I wanted to see what kind of ecotourism possibilities exist in CMWMA recently. My brief trip convinced me that Crater Mountain is the best--perhaps the last--place in PNG where you can walkabout in raw undergrowth; crest mountains to magnificent views of waterfalls spilling off a nearby cliff; follow tracks of wild pigs and cassowaries, and spy kapuls under the roots of old figs trees; watch four male raggiana birds of paradise display on a nearby branch as tens of females circle provocatively around them; see hornbills, sulphur-crested cockatoos, Lawes Parotia, Carola's Parotia, King bird of paradise, and bower birds; stand at a cave opening as hundreds--perhaps thousands--of Bulmer's fruit bats thunder out in the fading light of dusk; and wash in crystal clear mountain streams knowing you are far from ever being disturbed by strangers. These are precisely the things adventure travellers have looked for in PNG, and too often found elsewhere. Crater Mountain is certain to be the premiere ecotourism destination in our region before long. Now is the time for Papua New Guineans and resident expats to see it at it's freshest and best.

There are good Guest Houses in three places in the CMWMA--Haia, Herowana and Maimafu. I flew to Haia, in Chimbu Province, which is a lowland village, just above the Gulf Province border. It's got a lovely Guest House complete with mosquito netting, mattresses and towels for its visitors, and a brilliant riverbend for washing. From here, I took a guide and carriers walkabaut northeast two days, to visit the Wara Sera Research Station. This was a fantastic, very tough walk, through and across high rivers, along narrow mossy log bridges, and up steep slippery mountainsides. But my Haia companions were terrific with me, always holding my hand and helping me through each difficult pass. I felt alot better about slowing them down when we took on someone's wife and child--although I soon realised this woman with an infant in her bilum was still more agile than I could ever be. The first night the five of us slept in a beautiful Pawaian treehouse, perched over a steep hill above the Momo River, complete with the owner's family, their three dogs, puppies, a pig, two kids and a I think a neighbour who'd just stopped by, to hang out. We roasted sago and greens in bamboo, and talked endlessly about this notion of ëecotourism.'

Our second night was spent in a more basic bush house, as we were caught in a heavy downpour by noon. For eight or nine hours, we sat around the fire inside, the light dimming and rain pelting outside, telling stories. I'd brought a book with photos of some Lani men in Irian Jaya, wearing all sizes of penis gourds, contraptions that drove my companions mad with curiosity and embarrassment. How do they piss? How do they hold them on? As nating olgeta!! As malumalu tu!--Aaiiyo! Even when we all bunked down, the teenager amongst us could be heard giggling himself to sleep.

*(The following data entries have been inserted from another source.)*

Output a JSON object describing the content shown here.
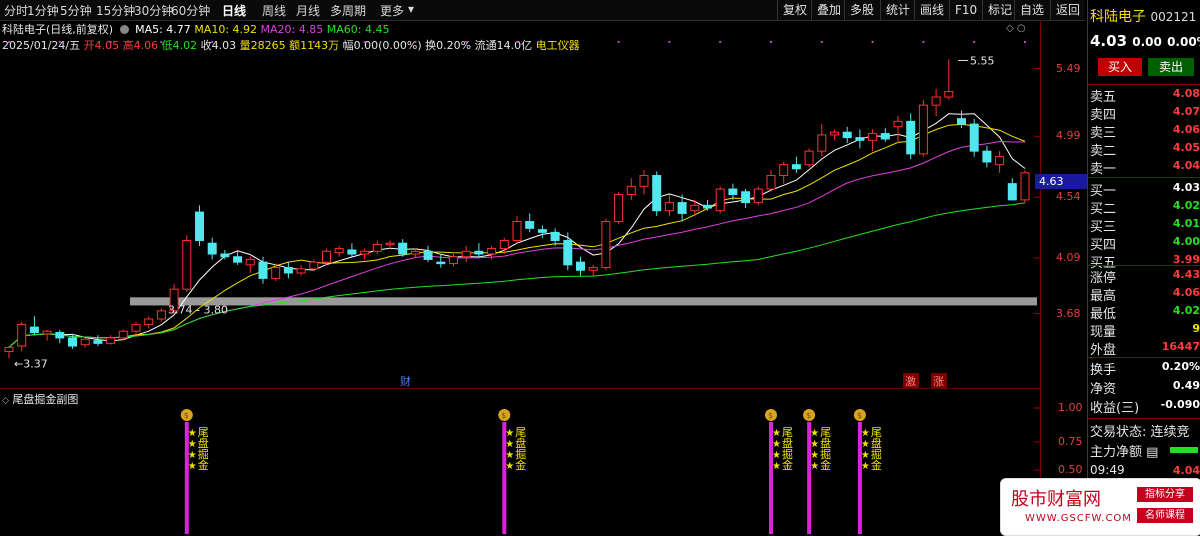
{
  "toolbar": {
    "periods": [
      "分时",
      "1分钟",
      "5分钟",
      "15分钟",
      "30分钟",
      "60分钟",
      "日线",
      "周线",
      "月线",
      "多周期",
      "更多"
    ],
    "active_period": "日线",
    "tools": [
      "复权",
      "叠加",
      "多股",
      "统计",
      "画线",
      "F10",
      "标记",
      "自选",
      "返回"
    ]
  },
  "header": {
    "stock_title": "科陆电子(日线,前复权)",
    "ma": [
      {
        "label": "MA5: 4.77",
        "color": "#ffffff"
      },
      {
        "label": "MA10: 4.92",
        "color": "#f0e000"
      },
      {
        "label": "MA20: 4.85",
        "color": "#e040e0"
      },
      {
        "label": "MA60: 4.45",
        "color": "#24e024"
      }
    ],
    "ohlc_line": {
      "date": "2025/01/24/五",
      "open": "开4.05",
      "high": "高4.06",
      "low": "低4.02",
      "close": "收4.03",
      "volume": "量28265",
      "amount": "额1143万",
      "amplitude": "幅0.00(0.00%)",
      "turnover": "换0.20%",
      "float": "流通14.0亿",
      "industry": "电工仪器"
    }
  },
  "price_axis": [
    "5.49",
    "4.99",
    "4.54",
    "4.09",
    "3.68"
  ],
  "current_price_tag": "4.63",
  "annotations": {
    "high_mark": "5.55",
    "low_mark": "←3.37",
    "support_band": "3.74 - 3.80",
    "event_cai": "财",
    "event_ji": "激",
    "event_zhang": "涨"
  },
  "sub_chart": {
    "title": "尾盘掘金副图",
    "axis": [
      "1.00",
      "0.75",
      "0.50"
    ],
    "signal_chars": [
      "尾",
      "盘",
      "掘",
      "金"
    ],
    "signal_count": 5
  },
  "chart_data": {
    "type": "candlestick",
    "ylim": [
      3.3,
      5.62
    ],
    "candles": [
      [
        3.4,
        3.44,
        3.35,
        3.43
      ],
      [
        3.44,
        3.62,
        3.4,
        3.6
      ],
      [
        3.58,
        3.66,
        3.52,
        3.54
      ],
      [
        3.53,
        3.56,
        3.48,
        3.55
      ],
      [
        3.54,
        3.56,
        3.46,
        3.5
      ],
      [
        3.5,
        3.53,
        3.42,
        3.44
      ],
      [
        3.45,
        3.5,
        3.43,
        3.49
      ],
      [
        3.48,
        3.52,
        3.44,
        3.46
      ],
      [
        3.46,
        3.52,
        3.45,
        3.5
      ],
      [
        3.5,
        3.56,
        3.48,
        3.55
      ],
      [
        3.55,
        3.62,
        3.52,
        3.6
      ],
      [
        3.6,
        3.66,
        3.57,
        3.64
      ],
      [
        3.64,
        3.72,
        3.62,
        3.7
      ],
      [
        3.7,
        3.9,
        3.68,
        3.86
      ],
      [
        3.86,
        4.26,
        3.84,
        4.22
      ],
      [
        4.43,
        4.48,
        4.18,
        4.22
      ],
      [
        4.2,
        4.24,
        4.08,
        4.12
      ],
      [
        4.12,
        4.15,
        4.08,
        4.1
      ],
      [
        4.1,
        4.14,
        4.04,
        4.06
      ],
      [
        4.04,
        4.1,
        3.98,
        4.08
      ],
      [
        4.06,
        4.1,
        3.9,
        3.94
      ],
      [
        3.94,
        4.05,
        3.92,
        4.02
      ],
      [
        4.02,
        4.06,
        3.94,
        3.98
      ],
      [
        3.98,
        4.04,
        3.96,
        4.01
      ],
      [
        4.01,
        4.08,
        3.99,
        4.06
      ],
      [
        4.06,
        4.16,
        4.04,
        4.14
      ],
      [
        4.13,
        4.18,
        4.1,
        4.16
      ],
      [
        4.15,
        4.2,
        4.1,
        4.12
      ],
      [
        4.12,
        4.16,
        4.08,
        4.14
      ],
      [
        4.14,
        4.22,
        4.12,
        4.19
      ],
      [
        4.19,
        4.22,
        4.16,
        4.2
      ],
      [
        4.2,
        4.23,
        4.1,
        4.12
      ],
      [
        4.12,
        4.16,
        4.09,
        4.14
      ],
      [
        4.14,
        4.18,
        4.06,
        4.08
      ],
      [
        4.06,
        4.12,
        4.02,
        4.05
      ],
      [
        4.05,
        4.12,
        4.03,
        4.1
      ],
      [
        4.1,
        4.18,
        4.06,
        4.14
      ],
      [
        4.14,
        4.2,
        4.1,
        4.12
      ],
      [
        4.12,
        4.18,
        4.08,
        4.16
      ],
      [
        4.16,
        4.24,
        4.12,
        4.22
      ],
      [
        4.22,
        4.4,
        4.2,
        4.36
      ],
      [
        4.36,
        4.42,
        4.28,
        4.31
      ],
      [
        4.3,
        4.33,
        4.24,
        4.28
      ],
      [
        4.28,
        4.31,
        4.18,
        4.22
      ],
      [
        4.22,
        4.28,
        4.0,
        4.04
      ],
      [
        4.06,
        4.1,
        3.96,
        4.0
      ],
      [
        4.0,
        4.04,
        3.96,
        4.02
      ],
      [
        4.02,
        4.38,
        4.0,
        4.36
      ],
      [
        4.36,
        4.58,
        4.34,
        4.56
      ],
      [
        4.56,
        4.68,
        4.52,
        4.62
      ],
      [
        4.62,
        4.74,
        4.56,
        4.7
      ],
      [
        4.7,
        4.73,
        4.4,
        4.44
      ],
      [
        4.44,
        4.56,
        4.4,
        4.5
      ],
      [
        4.5,
        4.56,
        4.36,
        4.42
      ],
      [
        4.44,
        4.52,
        4.4,
        4.48
      ],
      [
        4.48,
        4.52,
        4.44,
        4.46
      ],
      [
        4.44,
        4.62,
        4.42,
        4.6
      ],
      [
        4.6,
        4.64,
        4.52,
        4.56
      ],
      [
        4.58,
        4.6,
        4.46,
        4.5
      ],
      [
        4.5,
        4.62,
        4.48,
        4.6
      ],
      [
        4.6,
        4.74,
        4.58,
        4.7
      ],
      [
        4.7,
        4.8,
        4.64,
        4.78
      ],
      [
        4.78,
        4.84,
        4.72,
        4.75
      ],
      [
        4.78,
        4.9,
        4.76,
        4.88
      ],
      [
        4.88,
        5.08,
        4.84,
        5.0
      ],
      [
        5.0,
        5.04,
        4.96,
        5.02
      ],
      [
        5.02,
        5.06,
        4.94,
        4.98
      ],
      [
        4.98,
        5.04,
        4.9,
        4.96
      ],
      [
        4.96,
        5.04,
        4.88,
        5.01
      ],
      [
        5.01,
        5.05,
        4.95,
        4.97
      ],
      [
        5.06,
        5.14,
        4.94,
        5.1
      ],
      [
        5.1,
        5.16,
        4.82,
        4.86
      ],
      [
        4.86,
        5.26,
        4.84,
        5.22
      ],
      [
        5.22,
        5.34,
        5.14,
        5.28
      ],
      [
        5.28,
        5.56,
        5.26,
        5.32
      ],
      [
        5.12,
        5.18,
        5.05,
        5.08
      ],
      [
        5.08,
        5.12,
        4.84,
        4.88
      ],
      [
        4.88,
        4.92,
        4.76,
        4.8
      ],
      [
        4.78,
        4.88,
        4.72,
        4.84
      ],
      [
        4.64,
        4.68,
        4.52,
        4.52
      ],
      [
        4.52,
        4.74,
        4.5,
        4.72
      ]
    ],
    "signal_positions": [
      14,
      39,
      60,
      63,
      67
    ]
  }
}
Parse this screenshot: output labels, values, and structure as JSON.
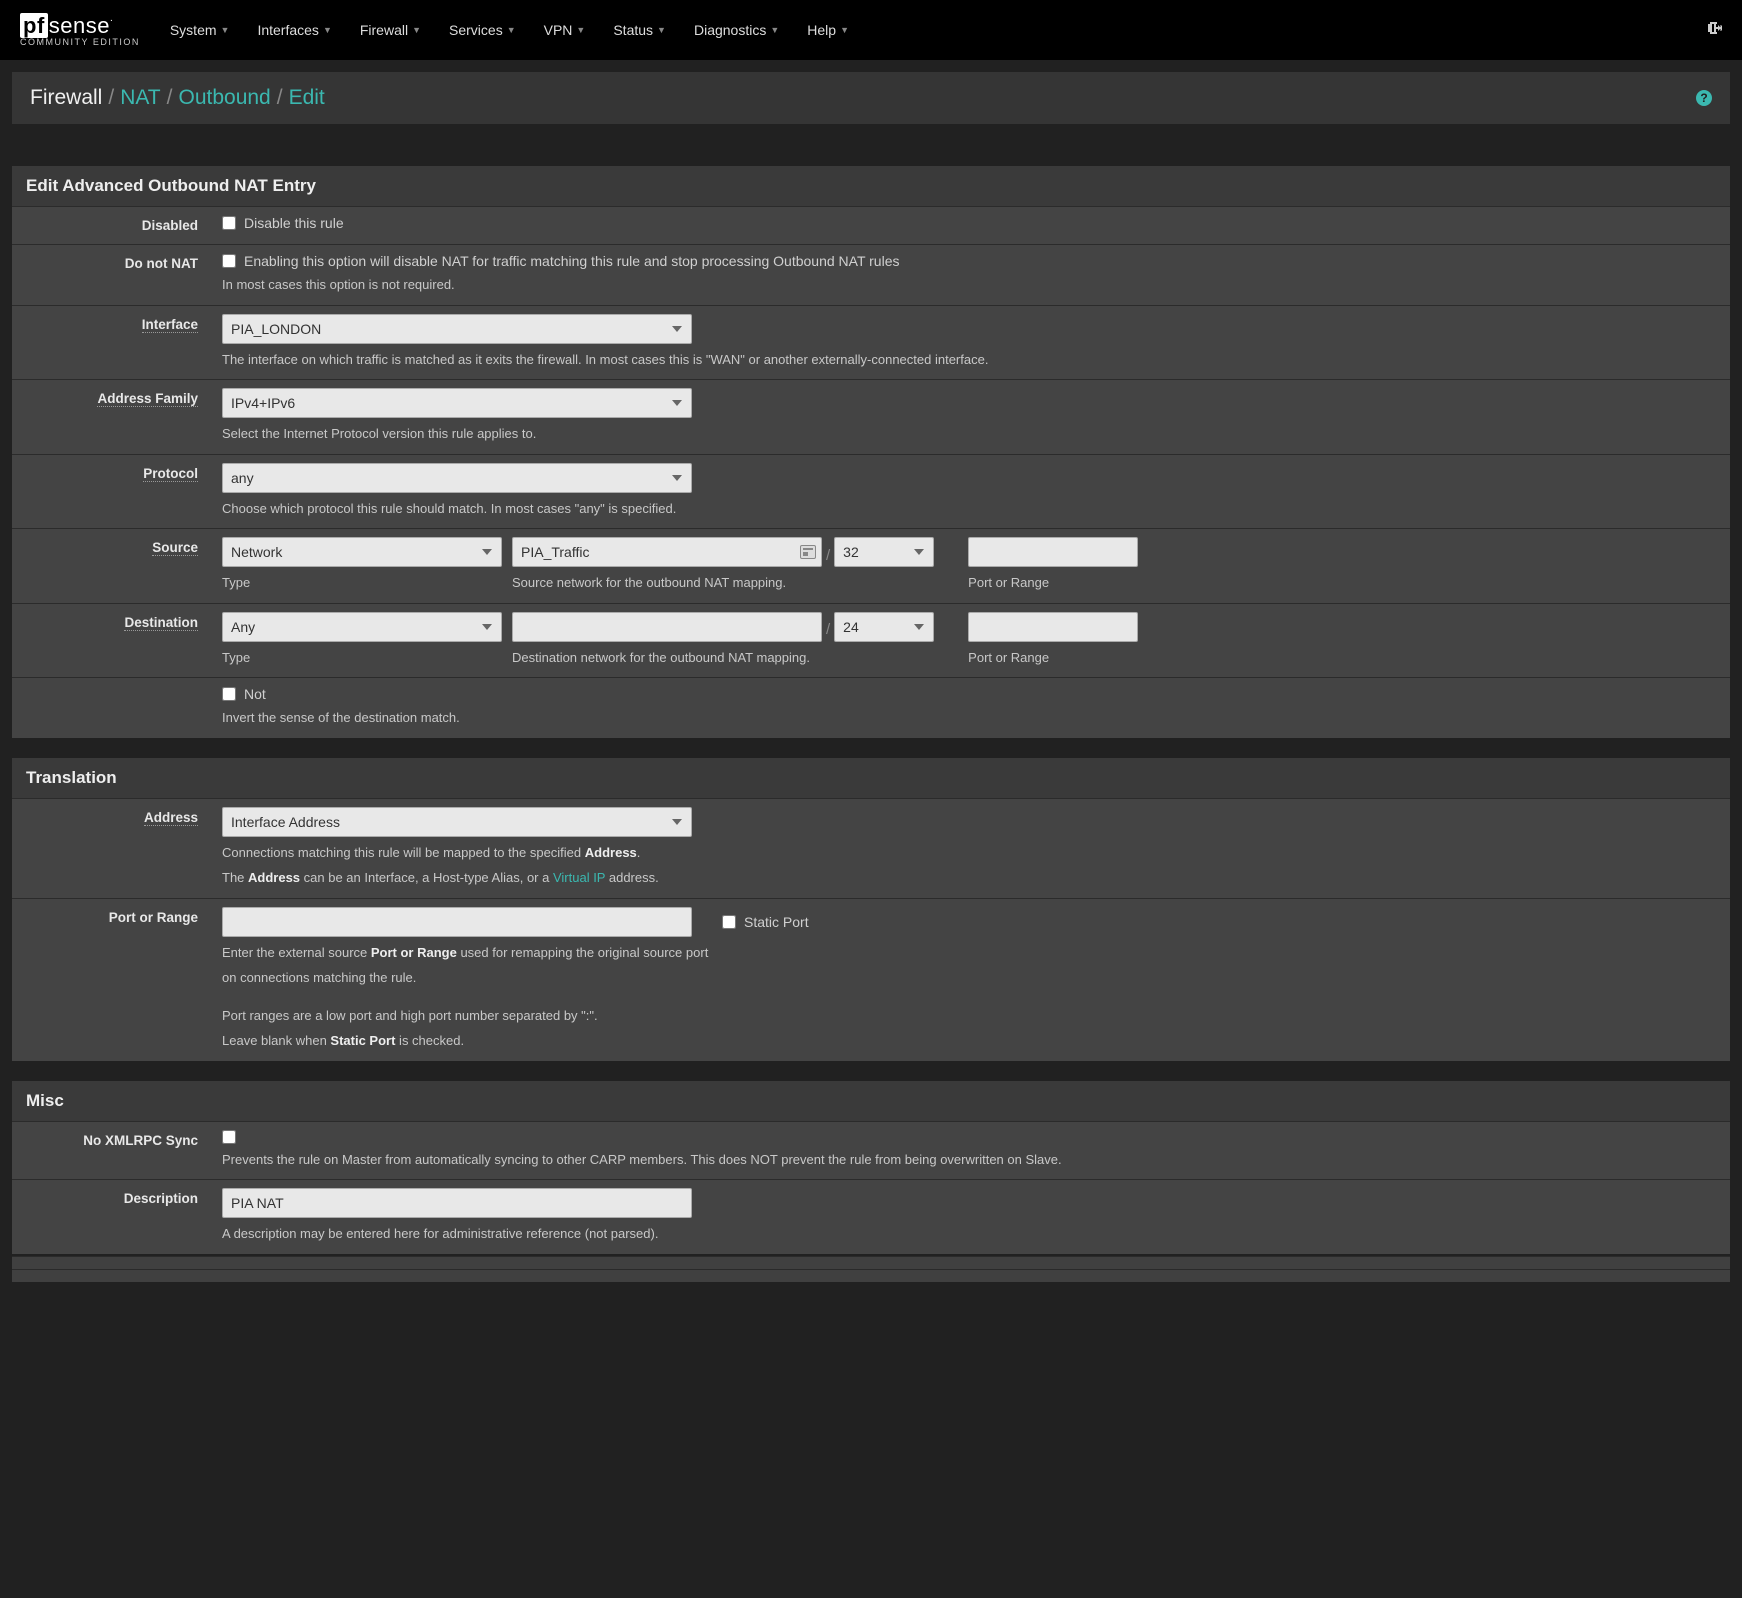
{
  "logo": {
    "pf": "pf",
    "sense": "sense",
    "sub": "COMMUNITY EDITION"
  },
  "nav": [
    "System",
    "Interfaces",
    "Firewall",
    "Services",
    "VPN",
    "Status",
    "Diagnostics",
    "Help"
  ],
  "breadcrumb": {
    "a": "Firewall",
    "b": "NAT",
    "c": "Outbound",
    "d": "Edit",
    "sep": "/"
  },
  "panel1_title": "Edit Advanced Outbound NAT Entry",
  "labels": {
    "disabled": "Disabled",
    "donotnat": "Do not NAT",
    "interface": "Interface",
    "addrfam": "Address Family",
    "protocol": "Protocol",
    "source": "Source",
    "destination": "Destination",
    "address": "Address",
    "portrange": "Port or Range",
    "noxml": "No XMLRPC Sync",
    "description": "Description"
  },
  "disabled_chk": "Disable this rule",
  "donotnat_chk": "Enabling this option will disable NAT for traffic matching this rule and stop processing Outbound NAT rules",
  "donotnat_help": "In most cases this option is not required.",
  "interface_val": "PIA_LONDON",
  "interface_help": "The interface on which traffic is matched as it exits the firewall. In most cases this is \"WAN\" or another externally-connected interface.",
  "addrfam_val": "IPv4+IPv6",
  "addrfam_help": "Select the Internet Protocol version this rule applies to.",
  "protocol_val": "any",
  "protocol_help": "Choose which protocol this rule should match. In most cases \"any\" is specified.",
  "src_type": "Network",
  "src_net": "PIA_Traffic",
  "src_mask": "32",
  "src_help_type": "Type",
  "src_help_net": "Source network for the outbound NAT mapping.",
  "src_help_port": "Port or Range",
  "dst_type": "Any",
  "dst_net": "",
  "dst_mask": "24",
  "dst_help_type": "Type",
  "dst_help_net": "Destination network for the outbound NAT mapping.",
  "dst_help_port": "Port or Range",
  "not_label": "Not",
  "not_help": "Invert the sense of the destination match.",
  "panel2_title": "Translation",
  "trans_addr": "Interface Address",
  "trans_help1_a": "Connections matching this rule will be mapped to the specified ",
  "trans_help1_b": "Address",
  "trans_help1_c": ".",
  "trans_help2_a": "The ",
  "trans_help2_b": "Address",
  "trans_help2_c": " can be an Interface, a Host-type Alias, or a ",
  "trans_help2_link": "Virtual IP",
  "trans_help2_d": " address.",
  "staticport": "Static Port",
  "port_help1_a": "Enter the external source ",
  "port_help1_b": "Port or Range",
  "port_help1_c": " used for remapping the original source port",
  "port_help1_d": "on connections matching the rule.",
  "port_help2": "Port ranges are a low port and high port number separated by \":\".",
  "port_help3_a": "Leave blank when ",
  "port_help3_b": "Static Port",
  "port_help3_c": " is checked.",
  "panel3_title": "Misc",
  "noxml_help": "Prevents the rule on Master from automatically syncing to other CARP members. This does NOT prevent the rule from being overwritten on Slave.",
  "desc_val": "PIA NAT",
  "desc_help": "A description may be entered here for administrative reference (not parsed)."
}
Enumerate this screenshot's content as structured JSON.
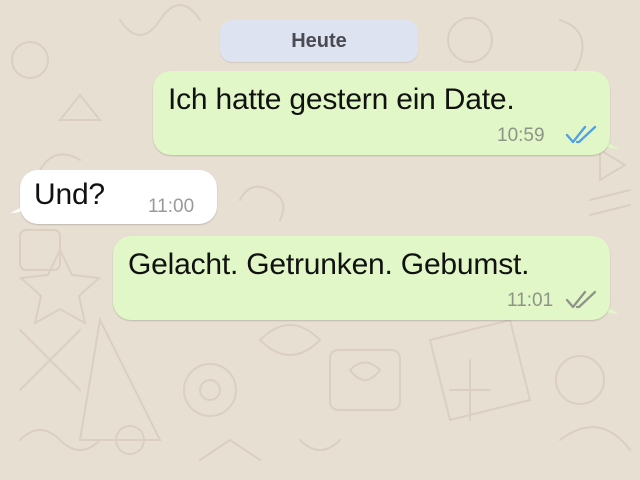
{
  "chat": {
    "date_separator": "Heute",
    "messages": [
      {
        "direction": "outgoing",
        "text": "Ich hatte gestern ein Date.",
        "time": "10:59",
        "status_icon": "double-check-read-icon"
      },
      {
        "direction": "incoming",
        "text": "Und?",
        "time": "11:00"
      },
      {
        "direction": "outgoing",
        "text": "Gelacht. Getrunken. Gebumst.",
        "time": "11:01",
        "status_icon": "double-check-delivered-icon"
      }
    ]
  },
  "colors": {
    "wallpaper": "#e8dfd3",
    "outgoing_bubble": "#e1f7c8",
    "incoming_bubble": "#ffffff",
    "date_pill": "#dde3f0",
    "read_ticks": "#4fa0e4",
    "delivered_ticks": "#8e9487"
  }
}
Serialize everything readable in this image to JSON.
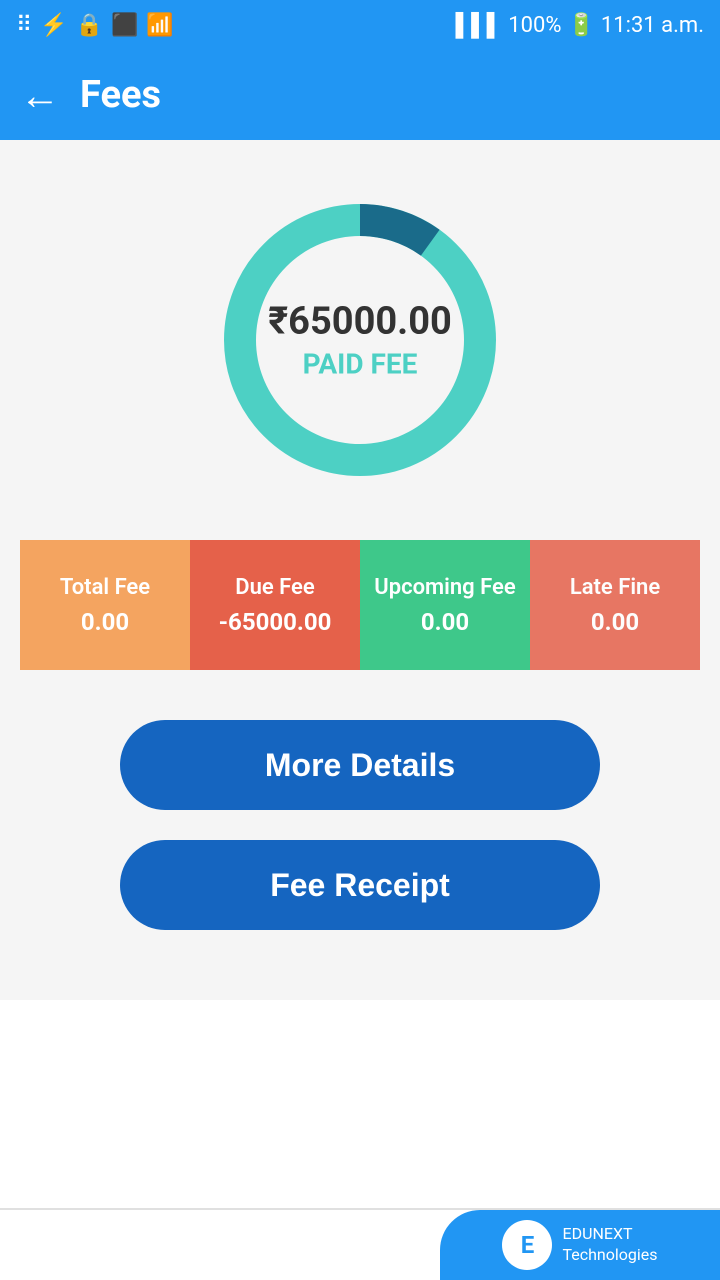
{
  "statusBar": {
    "time": "11:31 a.m.",
    "battery": "100%"
  },
  "appBar": {
    "title": "Fees",
    "backIcon": "←"
  },
  "chart": {
    "amount": "₹65000.00",
    "label": "PAID FEE",
    "totalValue": 65000,
    "paidSegmentColor": "#4dd0c4",
    "darkSegmentColor": "#1a6b8a"
  },
  "feeCards": [
    {
      "label": "Total Fee",
      "value": "0.00",
      "colorClass": "fee-card-total"
    },
    {
      "label": "Due Fee",
      "value": "-65000.00",
      "colorClass": "fee-card-due"
    },
    {
      "label": "Upcoming Fee",
      "value": "0.00",
      "colorClass": "fee-card-upcoming"
    },
    {
      "label": "Late Fine",
      "value": "0.00",
      "colorClass": "fee-card-late"
    }
  ],
  "buttons": {
    "moreDetails": "More Details",
    "feeReceipt": "Fee Receipt"
  },
  "footer": {
    "brand": "EDUNEXT",
    "subBrand": "Technologies"
  }
}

My Pawaian carriers turned back at Wara Sera, where I met three young Gimi men from Herowana who had walked down to meet me and bring me back to their village. These kids sang Wali Hits and talked rugby all the way. We struggled to remember the verses to that song 'Nancy' in Madang language, and laughed our way through bad harmony to Monica. Yu pasin siotpela skit na wokim sikin I skirap! In Haia I had met three men from the Bismark-Ramu conservation project, who'd come to see how the Crater Mountain people were doing it, and we all joked as I slid down the track that I was trying to hurry up and get to Madang, to see their wildlife project instead. Meri laik go pas long Madang!

It took two days to reach Herowana, a beautiful mountaintop village surrounded by blue cloud-capped ridges. Here the village kids showed me their tightrope act which they call Rop Kanda. They've been a big hit at the Goroka and Lufa Shows, astounding people with this supposedly traditional feat which, they say, once transported the Herowana across wide mountain valleys. Sounds alittle suss, I thought, and in fact, it turns out that the very difficult act was introduced by one of the Wara Sera researchers who had worked, of all things, in the Mexican circus. Now, that's what I call a cultural exchange in the extreme.

Don't miss CMWMA, it's an experience you'll never forget. Contact RCFs office in Goroka at 7323211 for more information. Air Niugini flies to Goroka, where you can get an MAF or SDA Aviation single engine flight into Haia, Herowana, and Maimafu on a regular basis. Day trips and overnight walks from each village are brilliant, and include waterfall walks, birding, and many cave sites. The Guest House in Herowana even has a flush toilet and shower. Herowana probably has the easiest walks around it; Haia and Maimafu walks would be rated difficult--but rewarding. (Scientists ask that you don't walk to the research station unless you're invited).